It’s Never Too Late To Start Planning Your Parents’ Funerals
Toxic media wants you to believe there are age and time limits for certain activities. Don’t wear short shorts after 30. Don’t wait ’til 40 to have kids. Bury your parents right after they die. Your spiritual gurus here at Bunny Ears disagree. We believe that change and growth is a continuous process, that it’s never too late to try new things or fix old problems that are weighing you down. That’s why we want you to know that it’s absolutely fine for you to plan your parents’ funerals now, 17 months after they died in that tragic safari giraffe stampede.
There is absolutely no judgement here. Modern life is a whirlwind, and with important entertainment news constantly breaking, democratic norms being challenged, and that really awesome gluten-free lasagna recipe on your to-do list, it’s understandable that it slipped your mind. We’ve all got a task list moldering in a corner, much like the corpse of your mother in the spare room. Sometimes, important tasks just fall by the wayside. It’s not too late, though. You can still get this done before winter. Spring at the latest.
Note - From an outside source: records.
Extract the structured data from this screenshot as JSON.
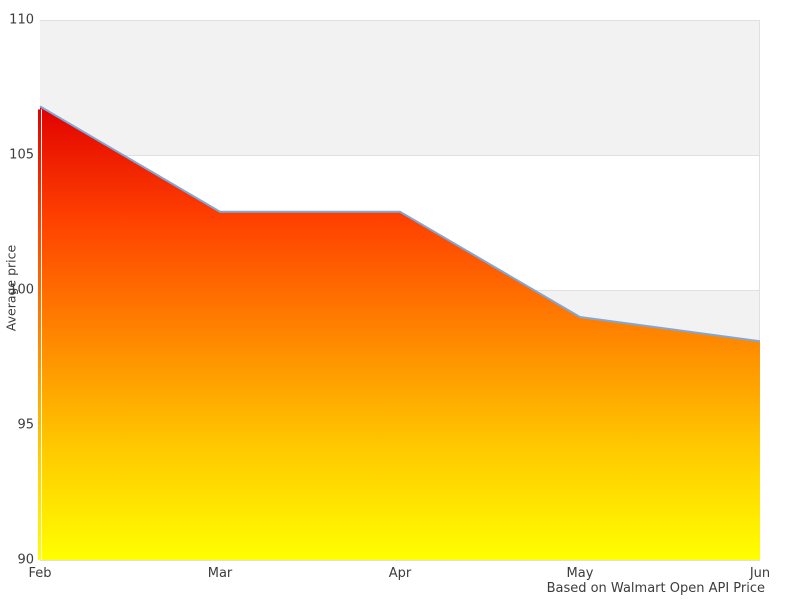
{
  "chart_data": {
    "type": "area",
    "categories": [
      "Feb",
      "Mar",
      "Apr",
      "May",
      "Jun"
    ],
    "values": [
      106.8,
      102.9,
      102.9,
      99.0,
      98.1
    ],
    "title": "",
    "xlabel": "",
    "ylabel": "Average price",
    "caption": "Based on Walmart Open API Price",
    "ylim": [
      90,
      110
    ],
    "yticks": [
      110,
      105,
      100,
      95,
      90
    ],
    "grid": "horizontal-bands-alternating",
    "legend": "none",
    "colors": {
      "line": "#7fa8d9",
      "gradient_top_to_bottom": [
        "#e00000",
        "#ff4000",
        "#ff8400",
        "#ffc800",
        "#ffff00"
      ],
      "band_gray": "#f2f2f2",
      "band_white": "#ffffff",
      "gridline": "#e0e0e0",
      "text": "#3d3d3d",
      "left_edge_gap": "#ffffff"
    }
  }
}
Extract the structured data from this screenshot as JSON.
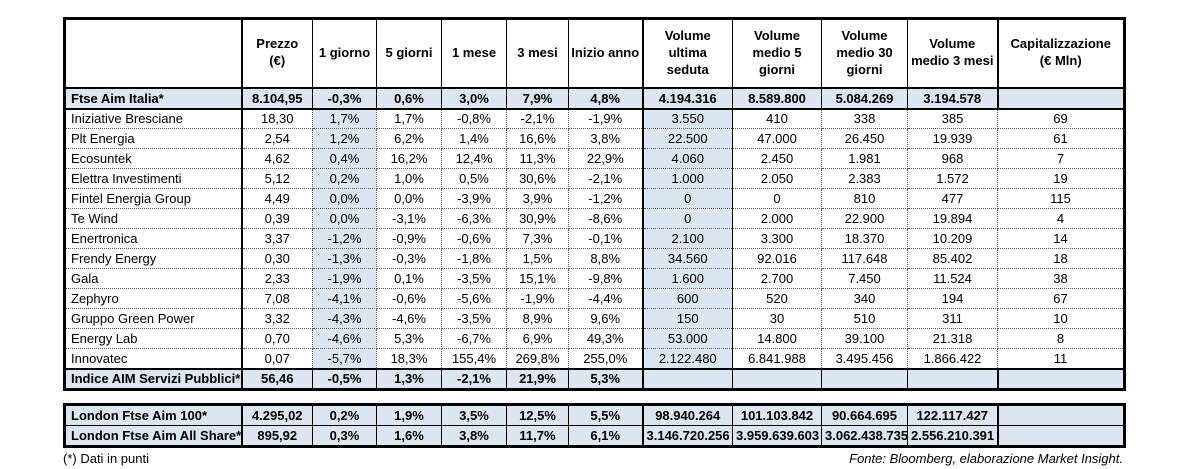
{
  "page": {
    "highlight": "#dce6f1"
  },
  "main_table": {
    "columns": [
      "",
      "Prezzo\n(€)",
      "1 giorno",
      "5 giorni",
      "1 mese",
      "3 mesi",
      "Inizio anno",
      "Volume\nultima\nseduta",
      "Volume\nmedio 5\ngiorni",
      "Volume\nmedio 30\ngiorni",
      "Volume\nmedio 3 mesi",
      "Capitalizzazione\n(€ Mln)"
    ],
    "rows": [
      {
        "type": "index",
        "name": "Ftse Aim Italia*",
        "cells": [
          "8.104,95",
          "-0,3%",
          "0,6%",
          "3,0%",
          "7,9%",
          "4,8%",
          "4.194.316",
          "8.589.800",
          "5.084.269",
          "3.194.578",
          ""
        ]
      },
      {
        "type": "data",
        "name": "Iniziative Bresciane",
        "cells": [
          "18,30",
          "1,7%",
          "1,7%",
          "-0,8%",
          "-2,1%",
          "-1,9%",
          "3.550",
          "410",
          "338",
          "385",
          "69"
        ]
      },
      {
        "type": "data",
        "name": "Plt Energia",
        "cells": [
          "2,54",
          "1,2%",
          "6,2%",
          "1,4%",
          "16,6%",
          "3,8%",
          "22.500",
          "47.000",
          "26.450",
          "19.939",
          "61"
        ]
      },
      {
        "type": "data",
        "name": "Ecosuntek",
        "cells": [
          "4,62",
          "0,4%",
          "16,2%",
          "12,4%",
          "11,3%",
          "22,9%",
          "4.060",
          "2.450",
          "1.981",
          "968",
          "7"
        ]
      },
      {
        "type": "data",
        "name": "Elettra Investimenti",
        "cells": [
          "5,12",
          "0,2%",
          "1,0%",
          "0,5%",
          "30,6%",
          "-2,1%",
          "1.000",
          "2.050",
          "2.383",
          "1.572",
          "19"
        ]
      },
      {
        "type": "data",
        "name": "Fintel Energia Group",
        "cells": [
          "4,49",
          "0,0%",
          "0,0%",
          "-3,9%",
          "3,9%",
          "-1,2%",
          "0",
          "0",
          "810",
          "477",
          "115"
        ]
      },
      {
        "type": "data",
        "name": "Te Wind",
        "cells": [
          "0,39",
          "0,0%",
          "-3,1%",
          "-6,3%",
          "30,9%",
          "-8,6%",
          "0",
          "2.000",
          "22.900",
          "19.894",
          "4"
        ]
      },
      {
        "type": "data",
        "name": "Enertronica",
        "cells": [
          "3,37",
          "-1,2%",
          "-0,9%",
          "-0,6%",
          "7,3%",
          "-0,1%",
          "2.100",
          "3.300",
          "18.370",
          "10.209",
          "14"
        ]
      },
      {
        "type": "data",
        "name": "Frendy Energy",
        "cells": [
          "0,30",
          "-1,3%",
          "-0,3%",
          "-1,8%",
          "1,5%",
          "8,8%",
          "34.560",
          "92.016",
          "117.648",
          "85.402",
          "18"
        ]
      },
      {
        "type": "data",
        "name": "Gala",
        "cells": [
          "2,33",
          "-1,9%",
          "0,1%",
          "-3,5%",
          "15,1%",
          "-9,8%",
          "1.600",
          "2.700",
          "7.450",
          "11.524",
          "38"
        ]
      },
      {
        "type": "data",
        "name": "Zephyro",
        "cells": [
          "7,08",
          "-4,1%",
          "-0,6%",
          "-5,6%",
          "-1,9%",
          "-4,4%",
          "600",
          "520",
          "340",
          "194",
          "67"
        ]
      },
      {
        "type": "data",
        "name": "Gruppo Green Power",
        "cells": [
          "3,32",
          "-4,3%",
          "-4,6%",
          "-3,5%",
          "8,9%",
          "9,6%",
          "150",
          "30",
          "510",
          "311",
          "10"
        ]
      },
      {
        "type": "data",
        "name": "Energy Lab",
        "cells": [
          "0,70",
          "-4,6%",
          "5,3%",
          "-6,7%",
          "6,9%",
          "49,3%",
          "53.000",
          "14.800",
          "39.100",
          "21.318",
          "8"
        ]
      },
      {
        "type": "data",
        "name": "Innovatec",
        "cells": [
          "0,07",
          "-5,7%",
          "18,3%",
          "155,4%",
          "269,8%",
          "255,0%",
          "2.122.480",
          "6.841.988",
          "3.495.456",
          "1.866.422",
          "11"
        ]
      },
      {
        "type": "index",
        "name": "Indice AIM Servizi Pubblici*",
        "cells": [
          "56,46",
          "-0,5%",
          "1,3%",
          "-2,1%",
          "21,9%",
          "5,3%",
          "",
          "",
          "",
          "",
          ""
        ]
      }
    ]
  },
  "london_table": {
    "rows": [
      {
        "type": "london",
        "name": "London Ftse Aim 100*",
        "cells": [
          "4.295,02",
          "0,2%",
          "1,9%",
          "3,5%",
          "12,5%",
          "5,5%",
          "98.940.264",
          "101.103.842",
          "90.664.695",
          "122.117.427",
          ""
        ]
      },
      {
        "type": "london",
        "name": "London Ftse Aim All Share*",
        "cells": [
          "895,92",
          "0,3%",
          "1,6%",
          "3,8%",
          "11,7%",
          "6,1%",
          "3.146.720.256",
          "3.959.639.603",
          "3.062.438.735",
          "2.556.210.391",
          ""
        ]
      }
    ]
  },
  "footnote": "(*) Dati in punti",
  "source": "Fonte: Bloomberg, elaborazione Market Insight."
}
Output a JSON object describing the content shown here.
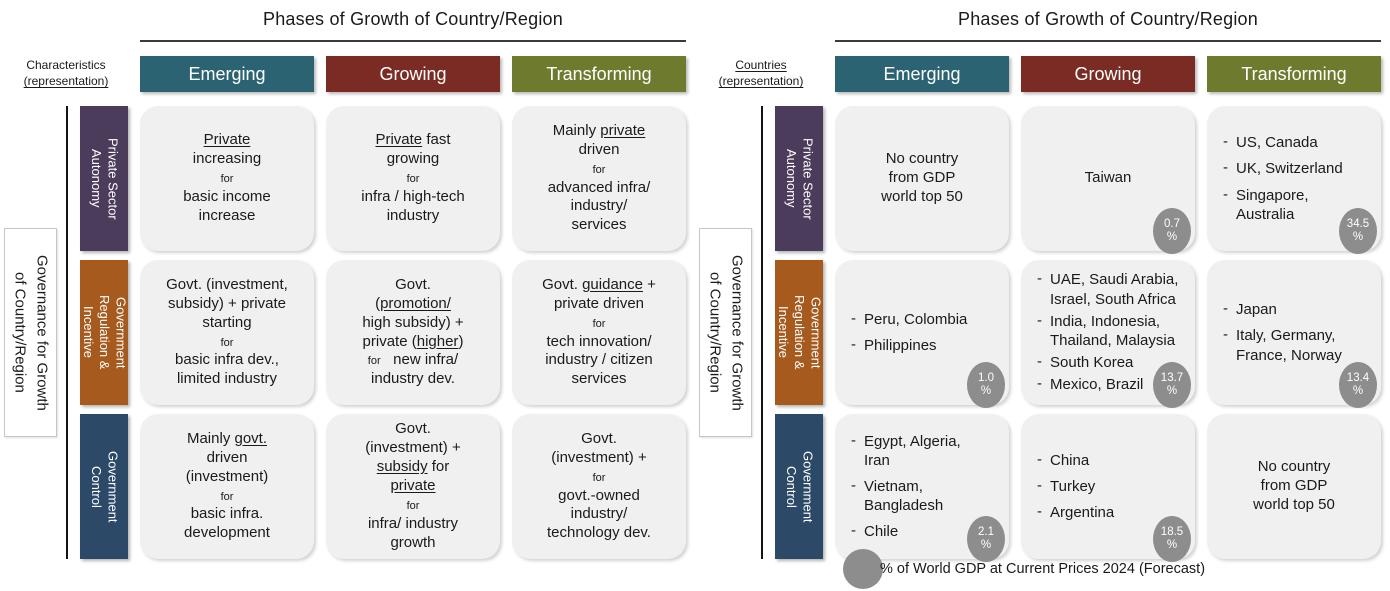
{
  "colors": {
    "phase_emerging": "#2B6372",
    "phase_growing": "#7A2B23",
    "phase_transforming": "#6E7B2F",
    "row_private_sector": "#4B3C5C",
    "row_govt_regulation": "#A65A1D",
    "row_govt_control": "#2C4A68",
    "cell_bg": "#F0F0F0",
    "badge_gray": "#8D8D8D"
  },
  "legend": {
    "label": "% of World GDP at Current Prices 2024 (Forecast)"
  },
  "panels": [
    {
      "key": "characteristics",
      "title": "Phases of Growth of Country/Region",
      "corner_lines": [
        {
          "text": "Characteristics",
          "underline": false
        },
        {
          "text": "(representation)",
          "underline": true
        }
      ],
      "axis_label": "Governance for Growth\nof Country/Region",
      "columns": [
        {
          "label": "Emerging",
          "color": "#2B6372"
        },
        {
          "label": "Growing",
          "color": "#7A2B23"
        },
        {
          "label": "Transforming",
          "color": "#6E7B2F"
        }
      ],
      "rows": [
        {
          "label": "Private Sector\nAutonomy",
          "color": "#4B3C5C",
          "cells": [
            {
              "segments": [
                {
                  "t": "Private",
                  "u": true
                },
                {
                  "br": true
                },
                {
                  "t": "increasing"
                },
                {
                  "br": true
                },
                {
                  "t": "for",
                  "s": true
                },
                {
                  "br": true
                },
                {
                  "t": "basic income"
                },
                {
                  "br": true
                },
                {
                  "t": "increase"
                }
              ]
            },
            {
              "segments": [
                {
                  "t": "Private",
                  "u": true
                },
                {
                  "t": " fast"
                },
                {
                  "br": true
                },
                {
                  "t": "growing"
                },
                {
                  "br": true
                },
                {
                  "t": "for",
                  "s": true
                },
                {
                  "br": true
                },
                {
                  "t": "infra / high-tech"
                },
                {
                  "br": true
                },
                {
                  "t": "industry"
                }
              ]
            },
            {
              "segments": [
                {
                  "t": "Mainly "
                },
                {
                  "t": "private",
                  "u": true
                },
                {
                  "br": true
                },
                {
                  "t": "driven"
                },
                {
                  "br": true
                },
                {
                  "t": "for",
                  "s": true
                },
                {
                  "br": true
                },
                {
                  "t": "advanced infra/"
                },
                {
                  "br": true
                },
                {
                  "t": "industry/"
                },
                {
                  "br": true
                },
                {
                  "t": "services"
                }
              ]
            }
          ]
        },
        {
          "label": "Government\nRegulation &\nIncentive",
          "color": "#A65A1D",
          "cells": [
            {
              "segments": [
                {
                  "t": "Govt. (investment,"
                },
                {
                  "br": true
                },
                {
                  "t": "subsidy) + private"
                },
                {
                  "br": true
                },
                {
                  "t": "starting"
                },
                {
                  "br": true
                },
                {
                  "t": "for",
                  "s": true
                },
                {
                  "br": true
                },
                {
                  "t": "basic infra dev.,"
                },
                {
                  "br": true
                },
                {
                  "t": "limited industry"
                }
              ]
            },
            {
              "segments": [
                {
                  "t": "Govt."
                },
                {
                  "br": true
                },
                {
                  "t": "("
                },
                {
                  "t": "promotion/",
                  "u": true
                },
                {
                  "br": true
                },
                {
                  "t": "high subsidy)  +"
                },
                {
                  "br": true
                },
                {
                  "t": "private ("
                },
                {
                  "t": "higher",
                  "u": true
                },
                {
                  "t": ")"
                },
                {
                  "br": true
                },
                {
                  "t": "for",
                  "s": true
                },
                {
                  "t": "   new infra/"
                },
                {
                  "br": true
                },
                {
                  "t": "industry dev."
                }
              ]
            },
            {
              "segments": [
                {
                  "t": "Govt. "
                },
                {
                  "t": "guidance",
                  "u": true
                },
                {
                  "t": " +"
                },
                {
                  "br": true
                },
                {
                  "t": "private driven"
                },
                {
                  "br": true
                },
                {
                  "t": "for",
                  "s": true
                },
                {
                  "br": true
                },
                {
                  "t": "tech innovation/"
                },
                {
                  "br": true
                },
                {
                  "t": "industry / citizen"
                },
                {
                  "br": true
                },
                {
                  "t": "services"
                }
              ]
            }
          ]
        },
        {
          "label": "Government\nControl",
          "color": "#2C4A68",
          "cells": [
            {
              "segments": [
                {
                  "t": "Mainly "
                },
                {
                  "t": "govt.",
                  "u": true
                },
                {
                  "br": true
                },
                {
                  "t": "driven"
                },
                {
                  "br": true
                },
                {
                  "t": "(investment)"
                },
                {
                  "br": true
                },
                {
                  "t": "for",
                  "s": true
                },
                {
                  "br": true
                },
                {
                  "t": "basic infra."
                },
                {
                  "br": true
                },
                {
                  "t": "development"
                }
              ]
            },
            {
              "segments": [
                {
                  "t": "Govt."
                },
                {
                  "br": true
                },
                {
                  "t": "(investment) +"
                },
                {
                  "br": true
                },
                {
                  "t": "subsidy",
                  "u": true
                },
                {
                  "t": " for"
                },
                {
                  "br": true
                },
                {
                  "t": "private",
                  "u": true
                },
                {
                  "br": true
                },
                {
                  "t": "for",
                  "s": true
                },
                {
                  "br": true
                },
                {
                  "t": "infra/ industry"
                },
                {
                  "br": true
                },
                {
                  "t": "growth"
                }
              ]
            },
            {
              "segments": [
                {
                  "t": "Govt."
                },
                {
                  "br": true
                },
                {
                  "t": "(investment) +"
                },
                {
                  "br": true
                },
                {
                  "t": "for",
                  "s": true
                },
                {
                  "br": true
                },
                {
                  "t": "govt.-owned"
                },
                {
                  "br": true
                },
                {
                  "t": "industry/"
                },
                {
                  "br": true
                },
                {
                  "t": "technology dev."
                }
              ]
            }
          ]
        }
      ]
    },
    {
      "key": "countries",
      "title": "Phases of Growth of Country/Region",
      "corner_lines": [
        {
          "text": "Countries",
          "underline": true
        },
        {
          "text": "(representation)",
          "underline": true
        }
      ],
      "axis_label": "Governance for Growth\nof Country/Region",
      "columns": [
        {
          "label": "Emerging",
          "color": "#2B6372"
        },
        {
          "label": "Growing",
          "color": "#7A2B23"
        },
        {
          "label": "Transforming",
          "color": "#6E7B2F"
        }
      ],
      "rows": [
        {
          "label": "Private Sector\nAutonomy",
          "color": "#4B3C5C",
          "cells": [
            {
              "text": "No country\nfrom GDP\nworld top 50"
            },
            {
              "text": "Taiwan",
              "badge": {
                "value": "0.7",
                "unit": "%"
              }
            },
            {
              "bullets": [
                "US, Canada",
                "UK, Switzerland",
                "Singapore,\nAustralia"
              ],
              "badge": {
                "value": "34.5",
                "unit": "%"
              }
            }
          ]
        },
        {
          "label": "Government\nRegulation &\nIncentive",
          "color": "#A65A1D",
          "cells": [
            {
              "bullets": [
                "Peru, Colombia",
                "Philippines"
              ],
              "badge": {
                "value": "1.0",
                "unit": "%"
              }
            },
            {
              "bullets": [
                "UAE, Saudi Arabia,\nIsrael, South Africa",
                "India, Indonesia,\nThailand, Malaysia",
                "South Korea",
                "Mexico, Brazil"
              ],
              "dense": true,
              "badge": {
                "value": "13.7",
                "unit": "%"
              }
            },
            {
              "bullets": [
                "Japan",
                "Italy, Germany,\nFrance, Norway"
              ],
              "badge": {
                "value": "13.4",
                "unit": "%"
              }
            }
          ]
        },
        {
          "label": "Government\nControl",
          "color": "#2C4A68",
          "cells": [
            {
              "bullets": [
                "Egypt, Algeria,\nIran",
                "Vietnam,\nBangladesh",
                "Chile"
              ],
              "badge": {
                "value": "2.1",
                "unit": "%"
              }
            },
            {
              "bullets": [
                "China",
                "Turkey",
                "Argentina"
              ],
              "badge": {
                "value": "18.5",
                "unit": "%"
              }
            },
            {
              "text": "No country\nfrom GDP\nworld top 50"
            }
          ]
        }
      ]
    }
  ]
}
Also, and nothing against your parents, but their tragic deaths could have been more convenient. Summer is peak season for funerals, and they tanked it right in the middle of June? Did they not have any idea what the up-charge is at most funeral planners for a warm-season funeral? All the best cemeteries were fully booked. You aren’t made of money, and you didn’t inherit much, either. Sure, they always seemed to have money for quick trips to Italy, but they apparently had none for the last-minute party they expected you to throw.
It’s not like you’ve been using that guest room anyway. You certainly can’t have guests now that two bloated and decomposing bodies are taking up that space, so it hasn’t exactly been a party for you. Having your parents still around—at least, their physical and rapidly decaying shells—has really helped you with your grief, though. It’s also forced you to deal with the unfolded laundry and bags of Goodwill donations you usually keep in there. Even in their deaths, they’re always helping you be a better person.
When you think about it, your procrastination on planning a funeral for your parents was actually a healthy spiritual choice. The last thing you want to do while overwhelmed with grief is worry about where you’re going to get the funeral ham. Now that it’s been a year and a half, you’ve had time to process things, get your mind in order, and watch every season of The Great British Bake-Off. You’re now ready to put on the funeral of your parents’ dreams!
Of course, waiting this long did allow a number of road blocks to develop. People are going to get suspicious when your parents turn up dead after you’ve been lying about their whereabouts for so long, and an open casket is out of the question. These are going to be tricky waters to navigate without tipping everyone off, so you need to get organized. Start with a to-do list. You’ll need to find a notebook and a pen somewhere in that trash heap you call a desk.
When you invariably can’t find a pen, just run out to the store and grab one. While you’re there, be sure to pick up your dry cleaning. And don’t forget the groceries, since you’ll be passing by. Oh, man, this all sounds exhausting. Even thinking about it is tiring. Maybe watching just one or two more episodes of The Great British Bake-Off will really get you going. I hear in the next episode, someone forgets their rising agent.